For RHEL-based systems, the only reliable temporary mitigation is: grubby --update-kernel=ALL --args=\"initcall_blacklist=algif_aead_init\", which requires a reboot.

This workaround does not affect dm-crypt/LUKS, kTLS, IPsec/XFRM, OpenSSL, GnuTLS, NSS, or SSH. It may affect applications explicitly configured to use the afalg engine or that bind aead/skcipher/hash sockets directly. Exposure can be assessed with lsof | grep AF_ALG.

Detection: The Forensic Blind Spot

Here's where Copy Fail breaks traditional incident response: Because the modification exists only in the page cache, the underlying file on disk remains unchanged. Standard disk forensics would not detect the alteration, and clearing memory through a reboot or resource pressure causes the cache to reload from the original file.

Behavioral detection requires scrutiny: Loading during system boot is relatively common, but on-demand loading (e.g., 300+ seconds after boot) was only observed after the CVE became public. This suggests that delayed AF_ALG loading may be a more suspicious signal. But there's no silver bullet. Memory-only modifications, stealth exploitation, and the fact that the underlying file remains untouched make detection asymmetrically difficult.

What Defenders Must Do Now

Patch or update your distribution's kernel packages or to block AF_ALG socket creation. Prioritization must follow this hierarchy:

• Critical Priority (Patch immediately): Kubernetes nodes, CI/CD runners, public-facing web services, bastion hosts, any system accepting untrusted code execution
• High Priority (Patch within 48 hours): Database servers, internal application hosts, anything with SSH access from networks you don't control
• Medium Priority (Patch within 1 week): Internal-only systems, workstations, systems with minimal lateral movement risk

Since this vulnerability is incredibly prevalent, prioritize remediation efforts on affected hosts running applications that may execute external untrusted code. This includes (but is not limited to) production multi-tenant services and CI runners operating in public repositories.

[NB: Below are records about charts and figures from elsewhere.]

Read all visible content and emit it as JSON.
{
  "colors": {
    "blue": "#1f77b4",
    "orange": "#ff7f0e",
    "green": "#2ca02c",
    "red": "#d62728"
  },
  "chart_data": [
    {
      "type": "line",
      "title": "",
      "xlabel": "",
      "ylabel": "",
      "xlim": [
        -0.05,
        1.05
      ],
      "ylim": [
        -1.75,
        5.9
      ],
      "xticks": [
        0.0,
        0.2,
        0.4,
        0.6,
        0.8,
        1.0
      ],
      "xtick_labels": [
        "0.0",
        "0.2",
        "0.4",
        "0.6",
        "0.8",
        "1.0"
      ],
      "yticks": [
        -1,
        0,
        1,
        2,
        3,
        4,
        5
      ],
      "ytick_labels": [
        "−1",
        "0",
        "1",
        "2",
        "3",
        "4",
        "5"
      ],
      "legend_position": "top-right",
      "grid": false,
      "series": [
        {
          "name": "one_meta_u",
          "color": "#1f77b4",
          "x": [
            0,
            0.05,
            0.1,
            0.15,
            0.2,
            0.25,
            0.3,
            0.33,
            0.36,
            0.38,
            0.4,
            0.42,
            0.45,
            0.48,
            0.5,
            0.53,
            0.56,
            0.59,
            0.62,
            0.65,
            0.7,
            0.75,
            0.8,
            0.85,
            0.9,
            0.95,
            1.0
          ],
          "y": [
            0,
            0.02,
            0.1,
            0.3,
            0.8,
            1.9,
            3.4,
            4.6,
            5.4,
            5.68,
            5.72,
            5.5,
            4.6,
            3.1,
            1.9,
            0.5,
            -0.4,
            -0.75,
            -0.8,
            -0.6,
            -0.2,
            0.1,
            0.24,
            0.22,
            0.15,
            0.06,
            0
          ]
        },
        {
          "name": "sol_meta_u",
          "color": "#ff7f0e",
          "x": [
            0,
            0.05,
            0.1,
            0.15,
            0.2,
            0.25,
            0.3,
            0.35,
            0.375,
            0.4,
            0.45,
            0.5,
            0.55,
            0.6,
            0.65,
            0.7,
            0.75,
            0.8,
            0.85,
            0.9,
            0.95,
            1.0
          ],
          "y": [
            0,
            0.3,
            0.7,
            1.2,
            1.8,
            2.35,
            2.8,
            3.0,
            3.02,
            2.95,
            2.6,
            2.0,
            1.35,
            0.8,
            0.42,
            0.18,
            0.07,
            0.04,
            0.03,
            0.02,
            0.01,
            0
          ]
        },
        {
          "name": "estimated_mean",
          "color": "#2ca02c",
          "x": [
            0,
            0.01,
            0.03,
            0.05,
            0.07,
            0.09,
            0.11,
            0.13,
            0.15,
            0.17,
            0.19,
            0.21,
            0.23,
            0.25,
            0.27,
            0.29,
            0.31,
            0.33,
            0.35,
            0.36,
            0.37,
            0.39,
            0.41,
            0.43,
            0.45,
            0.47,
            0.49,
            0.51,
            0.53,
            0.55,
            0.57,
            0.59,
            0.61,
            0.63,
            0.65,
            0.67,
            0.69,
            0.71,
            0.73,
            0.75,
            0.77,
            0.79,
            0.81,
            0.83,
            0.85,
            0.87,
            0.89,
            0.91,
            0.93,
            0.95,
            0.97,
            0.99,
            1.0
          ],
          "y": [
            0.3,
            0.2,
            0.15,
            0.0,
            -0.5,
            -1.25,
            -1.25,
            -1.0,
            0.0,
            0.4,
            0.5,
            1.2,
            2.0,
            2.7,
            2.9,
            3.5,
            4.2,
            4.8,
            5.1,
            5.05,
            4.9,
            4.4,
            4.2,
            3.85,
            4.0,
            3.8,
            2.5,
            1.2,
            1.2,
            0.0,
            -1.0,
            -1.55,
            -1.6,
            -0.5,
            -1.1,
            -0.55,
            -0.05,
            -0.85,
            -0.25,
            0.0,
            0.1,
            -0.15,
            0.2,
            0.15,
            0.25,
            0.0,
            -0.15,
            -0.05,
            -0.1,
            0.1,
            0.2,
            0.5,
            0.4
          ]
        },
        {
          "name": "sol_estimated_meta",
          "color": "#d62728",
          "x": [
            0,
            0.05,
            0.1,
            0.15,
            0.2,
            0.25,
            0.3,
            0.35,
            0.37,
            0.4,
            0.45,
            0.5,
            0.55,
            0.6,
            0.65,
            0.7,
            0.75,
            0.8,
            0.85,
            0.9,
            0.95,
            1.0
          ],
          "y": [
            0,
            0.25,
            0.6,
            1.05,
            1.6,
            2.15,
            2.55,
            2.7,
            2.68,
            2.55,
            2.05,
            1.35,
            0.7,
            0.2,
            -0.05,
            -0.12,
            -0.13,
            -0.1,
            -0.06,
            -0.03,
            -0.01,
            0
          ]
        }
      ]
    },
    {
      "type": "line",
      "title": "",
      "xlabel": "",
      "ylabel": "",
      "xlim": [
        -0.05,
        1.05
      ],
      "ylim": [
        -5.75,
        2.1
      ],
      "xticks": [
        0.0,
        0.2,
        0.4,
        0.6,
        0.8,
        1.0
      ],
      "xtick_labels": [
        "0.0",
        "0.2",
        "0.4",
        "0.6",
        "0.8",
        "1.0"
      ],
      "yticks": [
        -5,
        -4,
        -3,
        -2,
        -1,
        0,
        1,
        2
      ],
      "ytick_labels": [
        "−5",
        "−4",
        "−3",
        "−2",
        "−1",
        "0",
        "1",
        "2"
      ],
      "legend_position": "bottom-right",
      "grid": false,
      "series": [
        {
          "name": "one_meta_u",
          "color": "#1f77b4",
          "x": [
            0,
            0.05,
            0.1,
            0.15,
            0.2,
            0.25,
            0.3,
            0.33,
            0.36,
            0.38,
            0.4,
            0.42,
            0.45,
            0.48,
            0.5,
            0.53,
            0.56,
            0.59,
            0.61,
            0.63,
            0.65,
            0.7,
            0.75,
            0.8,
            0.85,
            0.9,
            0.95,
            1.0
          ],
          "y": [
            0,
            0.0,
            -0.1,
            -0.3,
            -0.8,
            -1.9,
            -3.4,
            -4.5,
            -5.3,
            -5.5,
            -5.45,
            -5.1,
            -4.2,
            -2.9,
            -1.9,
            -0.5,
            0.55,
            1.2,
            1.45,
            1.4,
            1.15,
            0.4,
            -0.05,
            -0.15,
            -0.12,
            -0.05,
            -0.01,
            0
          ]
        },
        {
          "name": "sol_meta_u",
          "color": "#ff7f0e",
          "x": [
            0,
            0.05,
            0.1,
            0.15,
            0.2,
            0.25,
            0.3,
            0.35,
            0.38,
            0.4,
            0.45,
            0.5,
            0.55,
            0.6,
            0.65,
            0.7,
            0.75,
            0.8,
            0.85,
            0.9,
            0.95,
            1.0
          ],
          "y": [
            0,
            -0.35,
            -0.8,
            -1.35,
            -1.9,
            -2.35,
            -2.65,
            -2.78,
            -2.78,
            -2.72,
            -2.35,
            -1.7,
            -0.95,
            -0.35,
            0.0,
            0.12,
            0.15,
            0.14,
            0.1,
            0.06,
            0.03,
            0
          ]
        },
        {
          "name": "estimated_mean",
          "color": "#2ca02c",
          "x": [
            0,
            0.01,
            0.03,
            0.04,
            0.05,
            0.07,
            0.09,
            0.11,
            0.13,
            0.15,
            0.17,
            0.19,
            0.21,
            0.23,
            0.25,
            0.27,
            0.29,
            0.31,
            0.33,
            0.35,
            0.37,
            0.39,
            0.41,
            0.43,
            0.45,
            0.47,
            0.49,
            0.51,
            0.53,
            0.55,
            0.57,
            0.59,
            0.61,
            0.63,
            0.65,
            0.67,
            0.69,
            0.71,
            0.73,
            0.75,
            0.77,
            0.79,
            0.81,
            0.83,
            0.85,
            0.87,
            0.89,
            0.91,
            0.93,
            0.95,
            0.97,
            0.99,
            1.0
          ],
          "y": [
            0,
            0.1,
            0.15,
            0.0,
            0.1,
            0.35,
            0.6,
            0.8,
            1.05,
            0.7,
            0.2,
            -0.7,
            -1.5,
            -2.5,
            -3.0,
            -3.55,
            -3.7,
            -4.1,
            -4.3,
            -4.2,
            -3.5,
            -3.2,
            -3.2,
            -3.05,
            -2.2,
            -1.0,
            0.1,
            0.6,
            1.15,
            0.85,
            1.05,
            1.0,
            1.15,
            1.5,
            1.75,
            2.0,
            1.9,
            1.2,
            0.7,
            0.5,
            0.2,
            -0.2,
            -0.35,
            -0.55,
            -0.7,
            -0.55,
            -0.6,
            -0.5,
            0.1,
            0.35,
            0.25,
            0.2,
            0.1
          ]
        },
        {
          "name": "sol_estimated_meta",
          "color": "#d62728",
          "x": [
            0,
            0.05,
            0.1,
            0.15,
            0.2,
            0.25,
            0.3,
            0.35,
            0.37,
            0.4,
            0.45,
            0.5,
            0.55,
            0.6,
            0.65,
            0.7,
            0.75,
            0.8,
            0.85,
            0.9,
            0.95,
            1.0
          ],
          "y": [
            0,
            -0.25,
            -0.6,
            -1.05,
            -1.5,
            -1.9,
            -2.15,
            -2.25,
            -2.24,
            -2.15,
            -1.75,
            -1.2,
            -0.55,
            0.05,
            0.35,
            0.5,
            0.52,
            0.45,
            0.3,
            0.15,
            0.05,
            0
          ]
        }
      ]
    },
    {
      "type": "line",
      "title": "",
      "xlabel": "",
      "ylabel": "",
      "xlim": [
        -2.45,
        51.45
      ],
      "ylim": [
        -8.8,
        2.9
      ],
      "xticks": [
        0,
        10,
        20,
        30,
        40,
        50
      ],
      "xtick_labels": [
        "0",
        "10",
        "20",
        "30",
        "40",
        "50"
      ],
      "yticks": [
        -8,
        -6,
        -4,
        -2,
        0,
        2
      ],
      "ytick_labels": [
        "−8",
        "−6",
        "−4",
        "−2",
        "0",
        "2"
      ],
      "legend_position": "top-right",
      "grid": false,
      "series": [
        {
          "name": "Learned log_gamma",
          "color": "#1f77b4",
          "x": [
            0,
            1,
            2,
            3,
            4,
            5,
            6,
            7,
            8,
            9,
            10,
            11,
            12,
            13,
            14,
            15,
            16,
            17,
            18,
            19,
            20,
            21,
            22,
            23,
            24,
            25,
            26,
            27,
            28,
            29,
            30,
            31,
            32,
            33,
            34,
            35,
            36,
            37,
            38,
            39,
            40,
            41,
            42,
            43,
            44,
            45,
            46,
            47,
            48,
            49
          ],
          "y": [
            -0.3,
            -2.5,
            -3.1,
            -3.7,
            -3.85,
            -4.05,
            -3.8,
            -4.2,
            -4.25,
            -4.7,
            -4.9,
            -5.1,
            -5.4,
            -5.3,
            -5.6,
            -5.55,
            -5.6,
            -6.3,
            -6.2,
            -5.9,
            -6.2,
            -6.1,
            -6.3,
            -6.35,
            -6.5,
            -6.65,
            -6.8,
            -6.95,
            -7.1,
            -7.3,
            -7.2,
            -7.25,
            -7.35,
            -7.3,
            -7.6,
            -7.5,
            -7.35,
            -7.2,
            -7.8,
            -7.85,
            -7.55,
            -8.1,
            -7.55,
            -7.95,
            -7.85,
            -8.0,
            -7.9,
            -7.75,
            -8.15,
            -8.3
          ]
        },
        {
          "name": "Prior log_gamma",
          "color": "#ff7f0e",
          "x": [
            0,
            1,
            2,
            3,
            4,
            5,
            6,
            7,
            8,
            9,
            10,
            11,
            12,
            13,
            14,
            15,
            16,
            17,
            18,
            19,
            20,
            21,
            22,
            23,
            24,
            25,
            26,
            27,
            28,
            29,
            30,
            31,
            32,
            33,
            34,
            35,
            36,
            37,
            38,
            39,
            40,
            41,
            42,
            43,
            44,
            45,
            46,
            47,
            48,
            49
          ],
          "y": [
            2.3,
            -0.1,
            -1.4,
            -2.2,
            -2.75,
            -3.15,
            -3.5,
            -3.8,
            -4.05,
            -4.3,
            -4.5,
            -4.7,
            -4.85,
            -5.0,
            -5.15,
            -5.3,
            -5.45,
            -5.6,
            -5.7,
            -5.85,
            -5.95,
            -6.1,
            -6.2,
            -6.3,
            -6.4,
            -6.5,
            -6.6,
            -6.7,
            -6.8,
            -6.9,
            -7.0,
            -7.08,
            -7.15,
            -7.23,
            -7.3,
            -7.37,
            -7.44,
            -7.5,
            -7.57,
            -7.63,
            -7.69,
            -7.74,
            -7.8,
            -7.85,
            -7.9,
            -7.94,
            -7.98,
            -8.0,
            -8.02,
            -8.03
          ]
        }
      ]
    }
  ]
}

For systems where patching is blocked by distribution delays, temporary workarounds (grubby-based module blacklisting on RHEL, modprobe on others) provide some protection but are not a substitute for kernel updates.

The Larger Threat: When Logic Beats Crypto

Copy Fail exposes a hard lesson: The Linux kernel has had high-profile privilege escalation bugs before. Dirty Cow (CVE-2016-5195) required winning a race condition in the VM subsystem's copy-on-write path. It often needed multiple attempts and sometimes crashed the system. Dirty Pipe (CVE-2022-0847) was version-specific and required precise pipe buffer manipulation. Copy Fail eliminates all those friction points. It's a 9-year-old optimization that nobody questioned deeply enough until 2026.

This is the real takeaway: the most dangerous vulnerabilities aren't always in cryptography or network protocols. They're in the logic that's been running unexamined for nearly a decade across every production Linux deployment on Earth.